Mo, 20. August 2018

Berstendes Eis

22.12.2011 18:06

Nordkorea: "Sogar Natur trauert um verstorbenen Kim"

Nach dem Tod des nordkoreanischen Machthabers Kim Jong Il trauert laut Staatsmedien nicht nur die gesamte Bevölkerung, sondern auch die Natur. Nachdem Kim am Samstagmorgen gestorben sei, seien dicke Eisschichten auf dem See (Bild re.) des als heilig verehrten Bergs Paektu mit einem ohrenbetäubenden Lärm geborsten, berichtete am Donnerstag die Nachrichtenagentur KCNA.

Demnach habe der Himmel über dem Berg kurz vor Kims Ableben rot geschimmert. Sodann sei das Eis gebrochen, was geklungen habe, "als seien Himmel und Erde erschüttert worden". Zudem sei auf dem Berg eine Botschaft zu lesen gewesen, die Kim auf den Felsen hinterlassen habe: "Paektu, heiliger Berg der Revolution. Kim Jong Il."

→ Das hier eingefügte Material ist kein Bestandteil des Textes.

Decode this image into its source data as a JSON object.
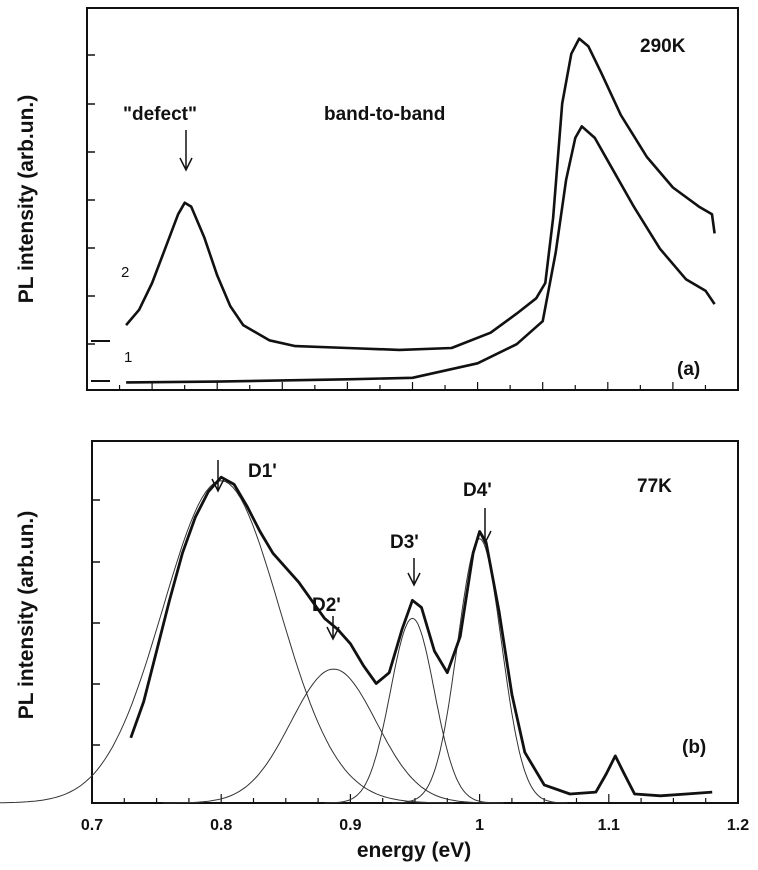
{
  "chart_data": [
    {
      "type": "line",
      "panel_label": "(a)",
      "temperature": "290K",
      "ylabel": "PL intensity (arb.un.)",
      "xlabel": "",
      "xlim": [
        0.7,
        1.2
      ],
      "ylim": [
        0,
        10
      ],
      "grid": false,
      "annotations": [
        {
          "text": "\"defect\"",
          "x": 0.775,
          "arrow": true
        },
        {
          "text": "band-to-band",
          "x": 0.91,
          "arrow": false
        }
      ],
      "series": [
        {
          "name": "2",
          "points": [
            [
              0.73,
              1.7
            ],
            [
              0.74,
              2.1
            ],
            [
              0.75,
              2.8
            ],
            [
              0.76,
              3.7
            ],
            [
              0.77,
              4.6
            ],
            [
              0.775,
              4.9
            ],
            [
              0.78,
              4.8
            ],
            [
              0.79,
              4.0
            ],
            [
              0.8,
              3.0
            ],
            [
              0.81,
              2.2
            ],
            [
              0.82,
              1.7
            ],
            [
              0.84,
              1.3
            ],
            [
              0.86,
              1.15
            ],
            [
              0.9,
              1.1
            ],
            [
              0.94,
              1.05
            ],
            [
              0.98,
              1.1
            ],
            [
              1.01,
              1.5
            ],
            [
              1.03,
              2.0
            ],
            [
              1.045,
              2.4
            ],
            [
              1.052,
              2.8
            ],
            [
              1.058,
              4.5
            ],
            [
              1.065,
              7.5
            ],
            [
              1.072,
              8.8
            ],
            [
              1.078,
              9.2
            ],
            [
              1.085,
              9.0
            ],
            [
              1.095,
              8.3
            ],
            [
              1.11,
              7.2
            ],
            [
              1.13,
              6.1
            ],
            [
              1.15,
              5.3
            ],
            [
              1.17,
              4.8
            ],
            [
              1.18,
              4.6
            ],
            [
              1.182,
              4.1
            ]
          ]
        },
        {
          "name": "1",
          "points": [
            [
              0.73,
              0.2
            ],
            [
              0.8,
              0.22
            ],
            [
              0.9,
              0.28
            ],
            [
              0.95,
              0.32
            ],
            [
              1.0,
              0.7
            ],
            [
              1.03,
              1.2
            ],
            [
              1.05,
              1.8
            ],
            [
              1.06,
              3.6
            ],
            [
              1.068,
              5.5
            ],
            [
              1.075,
              6.6
            ],
            [
              1.08,
              6.9
            ],
            [
              1.09,
              6.6
            ],
            [
              1.1,
              6.0
            ],
            [
              1.12,
              4.8
            ],
            [
              1.14,
              3.7
            ],
            [
              1.16,
              2.9
            ],
            [
              1.175,
              2.6
            ],
            [
              1.182,
              2.25
            ]
          ]
        }
      ]
    },
    {
      "type": "line",
      "panel_label": "(b)",
      "temperature": "77K",
      "ylabel": "PL intensity (arb.un.)",
      "xlabel": "energy (eV)",
      "xlim": [
        0.7,
        1.2
      ],
      "ylim": [
        0,
        10
      ],
      "grid": false,
      "x_ticks": [
        "0.7",
        "0.8",
        "0.9",
        "1",
        "1.1",
        "1.2"
      ],
      "peaks": [
        {
          "label": "D1'",
          "x": 0.8
        },
        {
          "label": "D2'",
          "x": 0.887
        },
        {
          "label": "D3'",
          "x": 0.948
        },
        {
          "label": "D4'",
          "x": 1.0
        }
      ],
      "measured": [
        [
          0.73,
          1.8
        ],
        [
          0.74,
          2.8
        ],
        [
          0.75,
          4.2
        ],
        [
          0.76,
          5.6
        ],
        [
          0.77,
          6.9
        ],
        [
          0.78,
          7.9
        ],
        [
          0.79,
          8.6
        ],
        [
          0.8,
          9.0
        ],
        [
          0.81,
          8.8
        ],
        [
          0.82,
          8.2
        ],
        [
          0.83,
          7.5
        ],
        [
          0.84,
          6.9
        ],
        [
          0.85,
          6.5
        ],
        [
          0.86,
          6.1
        ],
        [
          0.87,
          5.6
        ],
        [
          0.88,
          5.1
        ],
        [
          0.89,
          4.8
        ],
        [
          0.9,
          4.4
        ],
        [
          0.91,
          3.8
        ],
        [
          0.92,
          3.3
        ],
        [
          0.93,
          3.6
        ],
        [
          0.94,
          4.8
        ],
        [
          0.948,
          5.6
        ],
        [
          0.955,
          5.4
        ],
        [
          0.965,
          4.2
        ],
        [
          0.975,
          3.6
        ],
        [
          0.985,
          4.6
        ],
        [
          0.995,
          6.9
        ],
        [
          1.0,
          7.5
        ],
        [
          1.005,
          7.2
        ],
        [
          1.015,
          5.3
        ],
        [
          1.025,
          3.0
        ],
        [
          1.035,
          1.4
        ],
        [
          1.05,
          0.5
        ],
        [
          1.07,
          0.25
        ],
        [
          1.09,
          0.3
        ],
        [
          1.098,
          0.8
        ],
        [
          1.105,
          1.3
        ],
        [
          1.112,
          0.8
        ],
        [
          1.12,
          0.25
        ],
        [
          1.14,
          0.2
        ],
        [
          1.16,
          0.25
        ],
        [
          1.18,
          0.3
        ]
      ],
      "fits": [
        {
          "label": "D1'",
          "center": 0.8,
          "height": 8.9,
          "width": 0.045
        },
        {
          "label": "D2'",
          "center": 0.887,
          "height": 3.7,
          "width": 0.033
        },
        {
          "label": "D3'",
          "center": 0.948,
          "height": 5.1,
          "width": 0.017
        },
        {
          "label": "D4'",
          "center": 1.0,
          "height": 7.3,
          "width": 0.017
        }
      ]
    }
  ],
  "curve_labels": {
    "two": "2",
    "one": "1"
  }
}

Der Paektu wird von Süd- wie Nordkoreanern nicht nur als heiliger Berg verehrt, im stalinistisch geprägten Nordkorea gilt er auch als Symbol der Herrscherfamilie. So war Kim nach der offiziellen Legendenbildung 1942 auf dem Paektu geboren worden. Nach westlichen Quellen hingegen kam der spätere Diktator ein Jahr zuvor in einem sowjetischen Ausbildungslager im fernen russischen Osten zur Welt.

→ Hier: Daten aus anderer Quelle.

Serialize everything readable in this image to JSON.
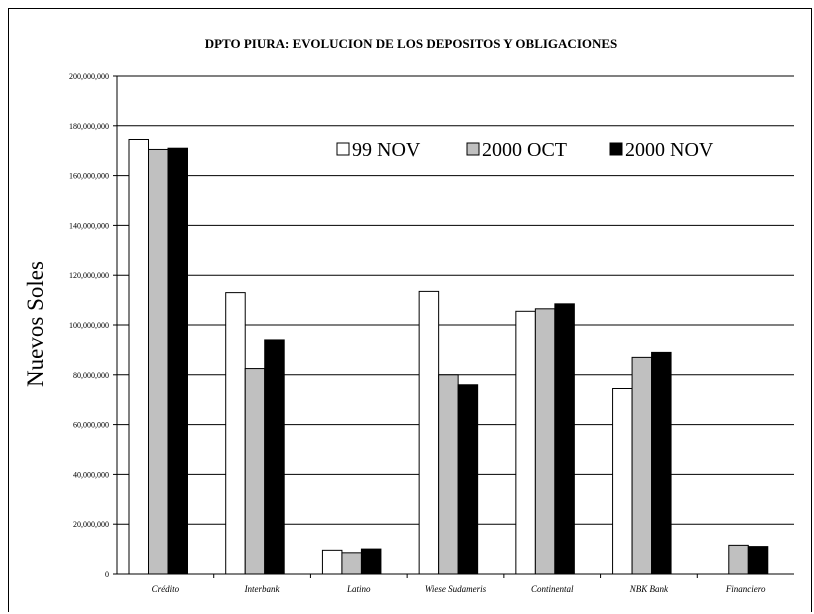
{
  "chart_data": {
    "type": "bar",
    "title": "DPTO PIURA: EVOLUCION DE LOS DEPOSITOS Y OBLIGACIONES",
    "xlabel": "",
    "ylabel": "Nuevos Soles",
    "ylim": [
      0,
      200000000
    ],
    "yticks": [
      0,
      20000000,
      40000000,
      60000000,
      80000000,
      100000000,
      120000000,
      140000000,
      160000000,
      180000000,
      200000000
    ],
    "ytick_labels": [
      "0",
      "20,000,000",
      "40,000,000",
      "60,000,000",
      "80,000,000",
      "100,000,000",
      "120,000,000",
      "140,000,000",
      "160,000,000",
      "180,000,000",
      "200,000,000"
    ],
    "grid": true,
    "legend_position": "top-right",
    "categories": [
      "Crédito",
      "Interbank",
      "Latino",
      "Wiese Sudameris",
      "Continental",
      "NBK Bank",
      "Financiero"
    ],
    "series": [
      {
        "name": "99 NOV",
        "color": "#ffffff",
        "values": [
          174500000,
          113000000,
          9500000,
          113500000,
          105500000,
          74500000,
          0
        ]
      },
      {
        "name": "2000 OCT",
        "color": "#c0c0c0",
        "values": [
          170500000,
          82500000,
          8500000,
          80000000,
          106500000,
          87000000,
          11500000
        ]
      },
      {
        "name": "2000 NOV",
        "color": "#000000",
        "values": [
          171000000,
          94000000,
          10000000,
          76000000,
          108500000,
          89000000,
          11000000
        ]
      }
    ]
  }
}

Gott-Status und übernatürliche Phänomene
Den 1994 gestorbenen Begründer der Familie und "ewigen Präsidenten" Kim Il Sung und dessen Sohn umgab und umgibt noch immer ein gottgleicher Status. Dieser wird von den Staatsmedien durch die Beschreibung diverser übernatürlicher Phänomene unterstützt, die beide schon seit der Geburt begleitet haben sollen.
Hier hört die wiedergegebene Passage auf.